Por último, e relativamente aos ventiladores, “esta semana estamos a fazer todos os esforços no sentido de conseguir a entrega dos ventiladores que já adquirimos”.

Nova norma sobre o uso de máscaras

A DGS irá publicar ainda esta segunda-feira uma informação sobre o uso de máscaras na comunidade, revelou Marta Temido, sublinhando alguns aspetos da norma: “Existem três tipos de máscaras”, explicou, distinguindo “os respiradores, o que designamos como FFP2, ou seja, um equipamento individual de proteção destinado aos profissionais de saúde; “as designadas máscaras cirúrgicas, um dispositivo que previne a transmissão de agentes infeciosos das pessoas que a utilizam para as restantes; e as máscaras não cirúrgicas, que também se podem designar máscaras comunitárias ou sociais.

Estes últimas “são dispositivos diferentes dos anteriores, não obedecem a normalização, podem ser de diferentes materiais (algodão, têxtil ou outros) e são destinados à população em geral”, vincou a ministra, acrescentando que estas máscaras não se destinam, em caso nenhum, a ser utilizados por profissionais de saúde ou pessoas doentes. “Não são dispositivos certificados!”, acentuou.

Recordando que a DGS recomendou as máscaras cirúrgicas a todos os profissionais de saúde, pessoas com sintomas respiratórios, pessoas que entrem em instituições de saúde pessoas mais vulneráveis e alguns grupos profissionais, a ministra sinalizou as recentes recomendações do Centro Europeu de Prevenção e Controlo de Doenças, que apresentou ” um conjunto de argumentos a favor e contra o uso das máscaras sociais”.

Assim, e tendo em conta “o princípio básico da precaução em saúde pública e face à ausência de efeitos adversos associados ao uso de máscara”, a norma da DGS refere que “pode ser considerada a sua utilizada a sua utilização por qualquer pessoa em espaços interiores fechados e com um elevado número de pessoas (transportes públicos, farmácias, espaços comerciais, etc)”.

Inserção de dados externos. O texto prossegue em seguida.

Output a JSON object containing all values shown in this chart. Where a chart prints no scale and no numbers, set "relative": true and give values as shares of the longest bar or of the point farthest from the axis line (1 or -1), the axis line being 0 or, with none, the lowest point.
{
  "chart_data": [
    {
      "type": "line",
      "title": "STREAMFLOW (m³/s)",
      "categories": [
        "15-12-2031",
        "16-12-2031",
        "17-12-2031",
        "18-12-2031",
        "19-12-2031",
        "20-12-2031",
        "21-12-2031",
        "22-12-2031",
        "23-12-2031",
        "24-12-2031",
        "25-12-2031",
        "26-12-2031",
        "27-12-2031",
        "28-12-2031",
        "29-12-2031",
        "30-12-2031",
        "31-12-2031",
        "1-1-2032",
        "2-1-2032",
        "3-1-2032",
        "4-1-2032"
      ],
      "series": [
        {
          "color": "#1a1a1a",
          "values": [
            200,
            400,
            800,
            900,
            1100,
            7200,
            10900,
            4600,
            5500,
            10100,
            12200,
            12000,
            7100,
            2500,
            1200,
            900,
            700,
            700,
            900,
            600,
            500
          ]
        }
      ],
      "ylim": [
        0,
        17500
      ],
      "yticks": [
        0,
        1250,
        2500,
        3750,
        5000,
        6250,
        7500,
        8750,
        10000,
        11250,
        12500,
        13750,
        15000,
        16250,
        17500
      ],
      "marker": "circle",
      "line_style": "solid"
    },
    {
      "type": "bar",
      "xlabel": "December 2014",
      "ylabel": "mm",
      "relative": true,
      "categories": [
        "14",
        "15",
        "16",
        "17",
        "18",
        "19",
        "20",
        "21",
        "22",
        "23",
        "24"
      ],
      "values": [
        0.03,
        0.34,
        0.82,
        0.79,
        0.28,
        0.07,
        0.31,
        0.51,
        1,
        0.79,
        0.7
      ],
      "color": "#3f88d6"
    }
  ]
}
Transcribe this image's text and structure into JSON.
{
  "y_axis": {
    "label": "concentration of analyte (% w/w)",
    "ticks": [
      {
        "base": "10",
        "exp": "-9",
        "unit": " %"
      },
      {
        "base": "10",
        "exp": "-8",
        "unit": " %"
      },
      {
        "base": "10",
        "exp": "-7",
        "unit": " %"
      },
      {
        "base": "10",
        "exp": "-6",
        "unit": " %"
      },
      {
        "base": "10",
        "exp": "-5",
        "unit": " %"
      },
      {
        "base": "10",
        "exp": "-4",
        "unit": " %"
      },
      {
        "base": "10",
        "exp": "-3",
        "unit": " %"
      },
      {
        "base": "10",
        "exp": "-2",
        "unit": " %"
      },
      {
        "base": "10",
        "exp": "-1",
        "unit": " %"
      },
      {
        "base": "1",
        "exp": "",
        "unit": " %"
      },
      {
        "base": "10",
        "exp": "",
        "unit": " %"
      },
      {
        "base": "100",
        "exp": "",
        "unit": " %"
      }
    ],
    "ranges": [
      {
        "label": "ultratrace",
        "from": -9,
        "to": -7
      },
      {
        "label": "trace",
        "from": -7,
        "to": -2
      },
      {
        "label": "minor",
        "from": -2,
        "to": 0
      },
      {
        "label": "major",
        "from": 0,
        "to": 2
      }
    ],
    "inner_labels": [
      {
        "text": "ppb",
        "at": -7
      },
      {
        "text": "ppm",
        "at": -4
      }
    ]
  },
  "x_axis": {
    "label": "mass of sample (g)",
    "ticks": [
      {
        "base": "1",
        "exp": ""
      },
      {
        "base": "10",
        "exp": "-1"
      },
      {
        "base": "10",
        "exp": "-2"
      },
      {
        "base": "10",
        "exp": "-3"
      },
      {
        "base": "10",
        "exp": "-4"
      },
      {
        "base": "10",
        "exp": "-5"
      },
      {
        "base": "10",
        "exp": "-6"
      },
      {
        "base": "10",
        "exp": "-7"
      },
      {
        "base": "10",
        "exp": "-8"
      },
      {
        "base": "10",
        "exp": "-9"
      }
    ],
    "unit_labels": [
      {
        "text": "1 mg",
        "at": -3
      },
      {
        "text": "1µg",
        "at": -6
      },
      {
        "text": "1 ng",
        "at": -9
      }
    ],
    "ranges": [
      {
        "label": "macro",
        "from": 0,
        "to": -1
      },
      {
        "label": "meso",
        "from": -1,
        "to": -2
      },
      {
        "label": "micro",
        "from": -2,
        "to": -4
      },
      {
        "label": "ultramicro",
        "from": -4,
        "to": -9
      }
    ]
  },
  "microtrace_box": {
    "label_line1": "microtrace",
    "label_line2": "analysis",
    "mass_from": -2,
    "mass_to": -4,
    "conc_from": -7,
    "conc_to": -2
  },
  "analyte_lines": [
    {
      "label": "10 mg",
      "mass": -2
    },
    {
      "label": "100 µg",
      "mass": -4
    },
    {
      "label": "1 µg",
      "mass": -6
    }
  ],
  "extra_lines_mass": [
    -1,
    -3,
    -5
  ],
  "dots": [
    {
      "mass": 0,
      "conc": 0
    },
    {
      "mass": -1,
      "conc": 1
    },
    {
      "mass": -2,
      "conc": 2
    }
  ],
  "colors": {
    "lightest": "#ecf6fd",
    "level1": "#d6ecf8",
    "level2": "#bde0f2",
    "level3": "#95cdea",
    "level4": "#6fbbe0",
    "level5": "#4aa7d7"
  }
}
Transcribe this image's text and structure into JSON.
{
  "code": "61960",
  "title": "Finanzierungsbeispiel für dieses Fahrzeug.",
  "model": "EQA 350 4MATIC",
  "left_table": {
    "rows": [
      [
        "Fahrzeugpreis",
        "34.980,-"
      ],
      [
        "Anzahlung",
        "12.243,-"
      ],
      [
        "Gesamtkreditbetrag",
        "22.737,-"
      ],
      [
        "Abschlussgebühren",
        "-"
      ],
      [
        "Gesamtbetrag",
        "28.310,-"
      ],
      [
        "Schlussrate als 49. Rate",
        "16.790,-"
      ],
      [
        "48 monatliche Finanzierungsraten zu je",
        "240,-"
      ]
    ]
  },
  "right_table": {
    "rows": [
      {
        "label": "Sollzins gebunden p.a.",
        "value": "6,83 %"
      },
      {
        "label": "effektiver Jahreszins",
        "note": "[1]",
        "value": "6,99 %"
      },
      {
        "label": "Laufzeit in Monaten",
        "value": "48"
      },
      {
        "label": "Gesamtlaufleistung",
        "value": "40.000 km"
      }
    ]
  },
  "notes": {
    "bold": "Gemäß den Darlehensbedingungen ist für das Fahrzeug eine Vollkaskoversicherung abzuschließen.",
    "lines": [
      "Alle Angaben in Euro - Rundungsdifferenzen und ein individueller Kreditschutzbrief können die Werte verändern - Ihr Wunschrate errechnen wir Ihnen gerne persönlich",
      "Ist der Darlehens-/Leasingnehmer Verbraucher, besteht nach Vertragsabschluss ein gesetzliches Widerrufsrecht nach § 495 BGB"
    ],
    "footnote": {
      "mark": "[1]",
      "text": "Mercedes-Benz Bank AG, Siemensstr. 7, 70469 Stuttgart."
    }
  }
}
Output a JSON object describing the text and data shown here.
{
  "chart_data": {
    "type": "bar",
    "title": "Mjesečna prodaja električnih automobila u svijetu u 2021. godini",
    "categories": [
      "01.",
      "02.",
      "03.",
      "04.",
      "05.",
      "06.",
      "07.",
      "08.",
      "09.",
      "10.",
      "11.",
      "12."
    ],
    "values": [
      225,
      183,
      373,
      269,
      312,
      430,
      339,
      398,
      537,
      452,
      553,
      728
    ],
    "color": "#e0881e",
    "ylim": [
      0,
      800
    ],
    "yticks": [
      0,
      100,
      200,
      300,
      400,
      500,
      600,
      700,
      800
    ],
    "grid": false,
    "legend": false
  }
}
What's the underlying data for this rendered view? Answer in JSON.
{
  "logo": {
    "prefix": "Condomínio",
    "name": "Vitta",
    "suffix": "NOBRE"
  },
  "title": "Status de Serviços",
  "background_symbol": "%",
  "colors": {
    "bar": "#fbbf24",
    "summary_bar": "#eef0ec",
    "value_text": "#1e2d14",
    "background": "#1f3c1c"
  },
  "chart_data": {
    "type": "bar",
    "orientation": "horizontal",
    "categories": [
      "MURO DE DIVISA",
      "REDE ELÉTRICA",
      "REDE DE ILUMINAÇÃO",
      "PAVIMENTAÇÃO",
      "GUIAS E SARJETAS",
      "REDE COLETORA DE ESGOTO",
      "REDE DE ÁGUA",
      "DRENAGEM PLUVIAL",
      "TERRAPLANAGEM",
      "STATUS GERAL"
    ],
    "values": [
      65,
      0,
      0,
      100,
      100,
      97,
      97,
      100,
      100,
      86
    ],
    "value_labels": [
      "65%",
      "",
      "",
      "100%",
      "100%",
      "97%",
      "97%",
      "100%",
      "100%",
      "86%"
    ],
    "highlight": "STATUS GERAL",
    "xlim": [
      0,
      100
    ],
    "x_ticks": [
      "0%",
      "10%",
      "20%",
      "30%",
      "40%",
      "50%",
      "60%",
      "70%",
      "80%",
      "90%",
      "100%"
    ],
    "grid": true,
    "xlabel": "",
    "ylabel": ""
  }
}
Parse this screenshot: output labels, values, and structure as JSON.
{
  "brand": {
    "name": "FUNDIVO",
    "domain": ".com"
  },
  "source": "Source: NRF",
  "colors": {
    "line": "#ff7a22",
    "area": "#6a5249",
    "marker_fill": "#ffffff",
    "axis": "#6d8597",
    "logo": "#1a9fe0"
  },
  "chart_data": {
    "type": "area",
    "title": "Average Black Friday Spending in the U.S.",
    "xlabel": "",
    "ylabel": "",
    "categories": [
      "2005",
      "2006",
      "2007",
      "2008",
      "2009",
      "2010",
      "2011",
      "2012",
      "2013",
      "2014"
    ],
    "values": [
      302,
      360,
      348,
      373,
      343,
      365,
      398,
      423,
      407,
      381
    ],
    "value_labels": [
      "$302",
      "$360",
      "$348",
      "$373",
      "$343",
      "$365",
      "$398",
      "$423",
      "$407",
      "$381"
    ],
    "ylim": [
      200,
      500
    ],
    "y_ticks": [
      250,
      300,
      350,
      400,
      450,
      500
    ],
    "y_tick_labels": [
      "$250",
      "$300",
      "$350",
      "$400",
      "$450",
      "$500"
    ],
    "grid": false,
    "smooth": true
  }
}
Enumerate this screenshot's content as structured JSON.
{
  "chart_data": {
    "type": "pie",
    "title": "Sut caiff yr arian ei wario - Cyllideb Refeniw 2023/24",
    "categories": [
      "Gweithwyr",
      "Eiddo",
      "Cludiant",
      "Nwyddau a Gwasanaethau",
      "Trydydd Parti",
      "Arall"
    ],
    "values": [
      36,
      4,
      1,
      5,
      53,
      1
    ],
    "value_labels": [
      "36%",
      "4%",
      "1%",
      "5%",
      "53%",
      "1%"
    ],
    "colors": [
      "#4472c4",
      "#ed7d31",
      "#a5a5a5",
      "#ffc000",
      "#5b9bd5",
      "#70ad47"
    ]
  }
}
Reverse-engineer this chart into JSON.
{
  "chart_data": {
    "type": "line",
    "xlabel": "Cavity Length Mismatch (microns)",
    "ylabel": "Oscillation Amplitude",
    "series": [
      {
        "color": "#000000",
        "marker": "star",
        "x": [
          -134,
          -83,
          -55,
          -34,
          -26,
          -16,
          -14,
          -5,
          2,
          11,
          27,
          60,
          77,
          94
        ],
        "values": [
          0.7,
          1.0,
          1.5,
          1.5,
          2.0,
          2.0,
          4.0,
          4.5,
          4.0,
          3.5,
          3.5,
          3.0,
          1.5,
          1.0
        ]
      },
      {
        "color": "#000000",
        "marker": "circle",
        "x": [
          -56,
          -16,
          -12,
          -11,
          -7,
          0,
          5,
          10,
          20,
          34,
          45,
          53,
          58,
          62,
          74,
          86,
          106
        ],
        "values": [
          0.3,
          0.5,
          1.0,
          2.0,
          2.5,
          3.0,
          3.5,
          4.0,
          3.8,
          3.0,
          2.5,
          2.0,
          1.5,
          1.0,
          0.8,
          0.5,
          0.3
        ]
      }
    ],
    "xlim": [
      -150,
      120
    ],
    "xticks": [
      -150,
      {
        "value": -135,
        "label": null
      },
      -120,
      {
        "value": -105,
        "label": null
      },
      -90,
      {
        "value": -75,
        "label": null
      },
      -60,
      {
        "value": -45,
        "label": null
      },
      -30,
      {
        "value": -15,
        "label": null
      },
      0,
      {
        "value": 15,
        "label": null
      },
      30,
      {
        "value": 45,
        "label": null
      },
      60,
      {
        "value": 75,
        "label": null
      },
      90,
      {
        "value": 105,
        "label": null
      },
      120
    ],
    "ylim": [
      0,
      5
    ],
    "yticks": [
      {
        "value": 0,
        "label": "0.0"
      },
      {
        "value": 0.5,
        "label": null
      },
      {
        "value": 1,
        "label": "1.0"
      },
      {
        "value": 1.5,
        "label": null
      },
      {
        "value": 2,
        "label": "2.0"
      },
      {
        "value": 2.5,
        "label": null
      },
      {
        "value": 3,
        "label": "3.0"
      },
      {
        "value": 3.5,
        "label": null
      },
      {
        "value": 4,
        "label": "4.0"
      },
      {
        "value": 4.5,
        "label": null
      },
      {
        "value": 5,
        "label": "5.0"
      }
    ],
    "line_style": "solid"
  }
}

“O uso de máscaras na comunidade constitui uma medida adicional suplementar às medidas já anteriormente recomendadas”, salvaguardou Marta Temido, referindo-se à lavagem das mãos, etiqueta respiratória e distância social.

A ministra lembrou ainda que a utilização deste tipo de equipamento deve ser meticulosa e sublinhou que será igualmente fornecida toda a informação sobre o uso correto do mesmo.

Marta Temido quis ainda lembrar que “nos encontramos numa regra de confinamento” e que, portanto, esta utilização da máscara é “diferida no tempo”. “Neste contexto, diversas entidades, designadamente o Infarmed, a ASAE, entre outros, “concluirão esta tarde a as normas técnicas para a utilização das máscaras sociais”, partilhando-as depois com a indústria.

Respondendo às questões dos jornalistas, a governante explicou que “num contexto em que não é aquele em que nos situamos hoje – em estado de emergência que apela ao confinamento e à restrição das atividades essenciais – nos espaços onde estejam várias pessoas “poderá ser considerada a utilização da máscara não cirúrgica”.

Marta Temido realçou ainda que “temos de ter a preocupação de dar passos pequenos mas seguros”, lembrando que os resultados obtidos “são encorajadores na forma como temos gerido a pandemia”, embora se lamentem sempre os óbitos e as dificuldades ao longo das últimas sete semanas.

“Não queremos de todo em todo perder aquilo que foram os resultados adquiridos e temos que ponderar muito cautelosamente todos os passos que damos”, vincou.